Ujawnił je dyrektor generalny, Makoto Uchida. Najważniejsza informacja dotyczy nowych produktów. We wspomnianym okresie ma pojawić się 30 modeli, z których 14 ma dysponować jednostkami spalinowymi. Można podejrzewać, że w większości będą to hybrydy.
Gama Nissana bogata w nowości
Należy podkreślić, że trzyletni plan dotyczy globalnych działań. Krótko mówiąc, nie oznacza to wprowadzenia wszystkich 30 nowych modeli na konkretny rynek. Gama Nissana jest oczywiście uzależniona od uwarunkowań regionalnych.
Nie wiadomo zatem, ile z nich pojawi się w Azji, a ile w Europie czy obu Amerykach. Wypowiedzi szefa zostały okraszone grafikami, które ujawniają sylwetki zbliżających się nowości. Dzięki elementom świetlnym można dojść do wniosku, że stylistyka tych aut będzie zróżnicowana. A to dobra wiadomość dla klientów.

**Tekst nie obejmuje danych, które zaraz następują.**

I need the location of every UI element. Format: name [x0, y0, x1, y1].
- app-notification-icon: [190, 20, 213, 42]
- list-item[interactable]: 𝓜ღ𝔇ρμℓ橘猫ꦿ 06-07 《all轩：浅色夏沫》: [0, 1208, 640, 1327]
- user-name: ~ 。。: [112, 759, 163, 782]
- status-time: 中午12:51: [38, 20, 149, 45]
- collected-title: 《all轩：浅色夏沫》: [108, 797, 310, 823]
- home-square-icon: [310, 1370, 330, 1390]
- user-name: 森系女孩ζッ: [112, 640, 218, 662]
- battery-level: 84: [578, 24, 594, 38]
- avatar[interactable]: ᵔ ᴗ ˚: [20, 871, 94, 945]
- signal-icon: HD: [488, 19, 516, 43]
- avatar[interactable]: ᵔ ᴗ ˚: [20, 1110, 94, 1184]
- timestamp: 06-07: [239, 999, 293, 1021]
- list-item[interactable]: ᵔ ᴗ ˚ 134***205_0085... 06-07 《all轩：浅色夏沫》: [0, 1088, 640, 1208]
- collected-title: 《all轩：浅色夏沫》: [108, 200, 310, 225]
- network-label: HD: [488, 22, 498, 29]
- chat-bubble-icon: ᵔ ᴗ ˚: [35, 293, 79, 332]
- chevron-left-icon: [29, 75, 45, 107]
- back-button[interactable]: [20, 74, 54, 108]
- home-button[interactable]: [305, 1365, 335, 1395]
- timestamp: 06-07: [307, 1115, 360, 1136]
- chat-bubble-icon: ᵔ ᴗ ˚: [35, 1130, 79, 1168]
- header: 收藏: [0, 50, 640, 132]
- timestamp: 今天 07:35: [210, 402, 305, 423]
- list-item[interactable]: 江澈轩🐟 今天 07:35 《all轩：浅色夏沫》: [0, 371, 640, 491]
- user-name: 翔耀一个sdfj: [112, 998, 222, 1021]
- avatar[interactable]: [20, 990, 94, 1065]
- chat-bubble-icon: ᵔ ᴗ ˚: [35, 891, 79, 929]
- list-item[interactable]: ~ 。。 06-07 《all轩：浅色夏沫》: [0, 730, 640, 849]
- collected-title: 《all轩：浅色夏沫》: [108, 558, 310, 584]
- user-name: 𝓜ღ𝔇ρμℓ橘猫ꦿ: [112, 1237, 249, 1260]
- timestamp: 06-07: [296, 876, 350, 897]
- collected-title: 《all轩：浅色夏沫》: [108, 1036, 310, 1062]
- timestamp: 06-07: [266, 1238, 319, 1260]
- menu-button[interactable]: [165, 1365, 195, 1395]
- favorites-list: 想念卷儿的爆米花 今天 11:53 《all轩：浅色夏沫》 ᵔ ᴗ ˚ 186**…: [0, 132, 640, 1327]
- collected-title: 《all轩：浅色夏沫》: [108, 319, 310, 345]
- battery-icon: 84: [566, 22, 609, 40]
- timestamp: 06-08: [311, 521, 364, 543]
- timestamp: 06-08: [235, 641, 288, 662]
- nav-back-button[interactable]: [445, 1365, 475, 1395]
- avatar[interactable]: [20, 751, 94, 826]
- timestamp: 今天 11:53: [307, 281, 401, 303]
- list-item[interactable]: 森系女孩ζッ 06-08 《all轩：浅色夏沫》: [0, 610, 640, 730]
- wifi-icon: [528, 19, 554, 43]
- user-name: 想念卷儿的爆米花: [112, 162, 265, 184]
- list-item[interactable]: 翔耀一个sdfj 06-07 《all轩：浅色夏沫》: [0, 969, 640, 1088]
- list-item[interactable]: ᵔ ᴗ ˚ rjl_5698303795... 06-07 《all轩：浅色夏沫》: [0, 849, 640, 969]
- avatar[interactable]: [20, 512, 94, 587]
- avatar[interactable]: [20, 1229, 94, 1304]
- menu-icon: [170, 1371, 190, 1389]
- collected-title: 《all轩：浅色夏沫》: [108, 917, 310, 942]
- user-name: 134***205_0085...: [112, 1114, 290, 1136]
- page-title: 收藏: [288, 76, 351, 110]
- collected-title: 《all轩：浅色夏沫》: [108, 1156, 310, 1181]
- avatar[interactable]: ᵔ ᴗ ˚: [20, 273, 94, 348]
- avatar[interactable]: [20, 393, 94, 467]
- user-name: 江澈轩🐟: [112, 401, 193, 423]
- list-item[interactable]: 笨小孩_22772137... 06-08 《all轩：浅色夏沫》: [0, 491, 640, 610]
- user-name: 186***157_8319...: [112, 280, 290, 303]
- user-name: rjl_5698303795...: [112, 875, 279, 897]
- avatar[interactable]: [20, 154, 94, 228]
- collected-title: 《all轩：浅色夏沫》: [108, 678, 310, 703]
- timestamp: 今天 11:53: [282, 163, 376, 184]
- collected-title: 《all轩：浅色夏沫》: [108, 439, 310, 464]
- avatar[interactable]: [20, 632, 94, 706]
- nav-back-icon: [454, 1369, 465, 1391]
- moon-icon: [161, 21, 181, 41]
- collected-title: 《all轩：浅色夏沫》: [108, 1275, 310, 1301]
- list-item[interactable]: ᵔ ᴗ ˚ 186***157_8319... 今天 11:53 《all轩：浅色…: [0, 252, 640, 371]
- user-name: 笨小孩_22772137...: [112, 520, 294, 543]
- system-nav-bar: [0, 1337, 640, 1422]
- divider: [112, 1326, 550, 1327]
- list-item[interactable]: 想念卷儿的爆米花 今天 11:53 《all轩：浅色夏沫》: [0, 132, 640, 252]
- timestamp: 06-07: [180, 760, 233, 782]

Przy okazji, Nissan ogłosił swoje cele sprzedażowe. Japońska marka chce, aby jej auta nabywało milion klientów rocznie. To sporo, biorąc pod uwagę rosnącą konkurencję z Chin, ale i tak jest szansa ma sukces, jeśli producent zacznie szybko wdrażać swoje kolejne propozycje. Najwięcej elektrycznych aut trafi oczywiście do Europy oraz Japonii.
Producent chce także obniżyć koszty produkcyjne, co wymaga konkretnych zmian na różnych szczeblach organizacyjnych. Nie można wykluczyć współpracy z kolejnymi firmami, które nie znajdują się w aliansie z Renault i Mitsubishi.
Nissan zamierza do 2026 roku oferować gamę, która będzie w 40 procentach elektryczna. Cztery lata później udziały aut na prąd mają zostać zwiększone do 60 procent. Pozostaje więc trzymać kciuki za dopracowane i konkurencyjne konstrukcje.